New data protection complaints procedures: What organisations need to know

From 19th June 2026, organisations subject to UK data protection law will be legally required to have a formal process in place for handling data protection complaints. This new obligation is introduced by the Data (Use and Access) Act 2025 (DUAA), with accompanying guidance published by the Information Commissioner’s Office (ICO).

The aim is to ensure individuals have a clear, effective way to raise concerns about how their personal data has been handled, and to resolve issues directly with organisations before escalating matters to the ICO.

What is a data protection complaint?

A data protection complaint is a concern raised by an individual about how an organisation has handled their personal data. This can include complaints about:

• A personal data breach

• The handling of a data subject access request or other rights request

• Data accuracy, retention or security

• Profiling or automated decision making

• Any other matter relating to compliance with data protection law.

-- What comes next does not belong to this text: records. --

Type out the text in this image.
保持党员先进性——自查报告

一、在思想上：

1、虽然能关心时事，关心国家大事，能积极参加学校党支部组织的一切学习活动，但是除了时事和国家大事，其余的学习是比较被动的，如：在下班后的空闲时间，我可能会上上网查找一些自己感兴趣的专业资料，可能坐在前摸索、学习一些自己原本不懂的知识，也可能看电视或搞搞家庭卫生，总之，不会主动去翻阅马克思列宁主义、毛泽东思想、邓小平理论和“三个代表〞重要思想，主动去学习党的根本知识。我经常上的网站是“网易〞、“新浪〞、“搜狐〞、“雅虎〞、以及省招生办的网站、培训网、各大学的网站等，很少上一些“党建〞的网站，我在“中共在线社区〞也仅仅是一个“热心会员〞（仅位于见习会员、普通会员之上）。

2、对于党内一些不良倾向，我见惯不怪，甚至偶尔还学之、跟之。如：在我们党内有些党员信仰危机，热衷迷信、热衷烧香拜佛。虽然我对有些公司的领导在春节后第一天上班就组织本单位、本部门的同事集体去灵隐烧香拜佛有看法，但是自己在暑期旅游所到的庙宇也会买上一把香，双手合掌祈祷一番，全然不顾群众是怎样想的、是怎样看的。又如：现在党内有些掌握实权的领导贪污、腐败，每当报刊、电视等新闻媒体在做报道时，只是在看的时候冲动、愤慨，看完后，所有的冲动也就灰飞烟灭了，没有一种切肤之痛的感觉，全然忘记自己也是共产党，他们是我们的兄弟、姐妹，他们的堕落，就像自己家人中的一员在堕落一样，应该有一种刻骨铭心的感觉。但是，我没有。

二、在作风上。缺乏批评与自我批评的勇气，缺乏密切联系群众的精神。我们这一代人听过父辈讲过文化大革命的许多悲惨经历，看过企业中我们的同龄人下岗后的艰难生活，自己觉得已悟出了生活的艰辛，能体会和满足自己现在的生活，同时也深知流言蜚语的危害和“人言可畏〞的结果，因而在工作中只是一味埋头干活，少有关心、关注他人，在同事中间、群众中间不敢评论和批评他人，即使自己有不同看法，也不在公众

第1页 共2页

This is distinct from general service complaints, even where a complaint is raised alongside the exercise of data protection rights.

Key legal requirements

Under the new regime, organisations must:

• Provide a way for individuals to raise data protection complaints directly with them

• Acknowledge complaints within 30 days of receipt

• Take appropriate steps to investigate and respond without undue delay

• Provide an outcome to the complainant, explaining what action has been taken or why the organisation believes it has complied with the law.

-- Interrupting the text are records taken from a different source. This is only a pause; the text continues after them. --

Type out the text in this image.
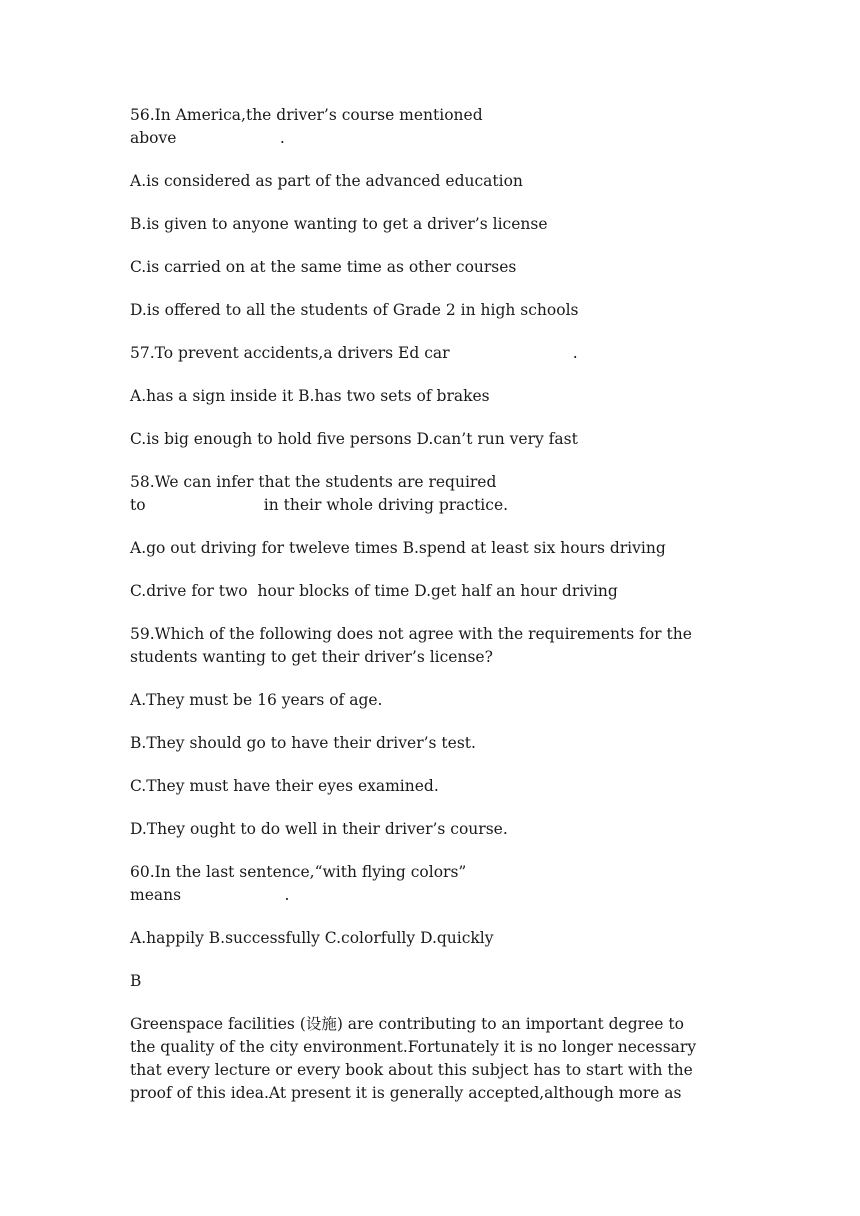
56.In America,the driver’s course mentioned

above                     .

A.is considered as part of the advanced education

B.is given to anyone wanting to get a driver’s license

C.is carried on at the same time as other courses

D.is offered to all the students of Grade 2 in high schools

57.To prevent accidents,a drivers Ed car                         .

A.has a sign inside it B.has two sets of brakes

C.is big enough to hold five persons D.can’t run very fast

58.We can infer that the students are required

to                        in their whole driving practice.

A.go out driving for tweleve times B.spend at least six hours driving

C.drive for two  hour blocks of time D.get half an hour driving

59.Which of the following does not agree with the requirements for the

students wanting to get their driver’s license?

A.They must be 16 years of age.

B.They should go to have their driver’s test.

C.They must have their eyes examined.

D.They ought to do well in their driver’s course.

60.In the last sentence,“with flying colors”

means                     .

A.happily B.successfully C.colorfully D.quickly

B

Greenspace facilities (设施) are contributing to an important degree to

the quality of the city environment.Fortunately it is no longer necessary

that every lecture or every book about this subject has to start with the

proof of this idea.At present it is generally accepted,although more as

Where a complaint can be fully resolved within 30 days, there is no requirement to provide a separate acknowledgement.

How the 30 day deadline works

The 30 day acknowledgement period:

• Begins the day after the complaint is received (including weekends and public holidays)

• If the deadline falls on a non working day, runs until the next working day.

The ICO expects investigations to start immediately, not after the acknowledgement is sent.

How complaints can be made

The law does not mandate a single complaints channel. Organisations may use forms, email, telephone, portals or in person routes. However, individuals are not required to use a specific process and may raise complaints with any employee or via informal channels, including social media.

This makes staff awareness and internal escalation processes particularly important.

Record keeping and outcomes

The ICO expects organisations to keep records of:

• When complaints are received

• Acknowledgements sent

• Investigations undertaken

• The final outcome

• Any remedial actions taken.

Outcomes should provide enough information to help individuals understand the decision and, where applicable, how compliance has been achieved. Organisations are also encouraged to explain how individuals can escalate matters to the ICO if they remain dissatisfied.

Key takeaways

• Data protection complaints procedures become mandatory from 19 June 2026

• Acknowledgement is required within 30 days, but investigations should begin immediately

• Complaints may be raised through any channel, not just designated forms

• Robust record keeping and clear outcomes are essential for demonstrating compliance

• The ICO expects organisations to deal with data protection aspects promptly, even where complaints overlap with other issues.

Proactive steps to take now

Organisations should begin preparing ahead of the June 2026 deadline by:

1. Designing or updating an internal complaints process - this may be standalone or integrated into existing complaints frameworks, provided data protection requirements are met

2. Assigning ownership and escalation routes - clear responsibility should be allocated for investigating and responding to complaints

3. Updating privacy information - privacy notices and responses to rights requests should explain how individuals can raise a data protection complaint

4. Training staff - employees should be trained appropriately to ensure they are able to recognise a data protection complaint and know how to escalate it.

5. Reviewing third party arrangements - joint controller arrangements and data processing agreements may need updating to reflect complaint handling responsibilities.

Our views

The new complaints regime is designed to improve early resolution and transparency, but it also increases regulatory risk for organisations without clear, workable processes in place. Taking proactive steps now will help reduce escalation to the ICO and demonstrate accountability under the UK GDPR framework.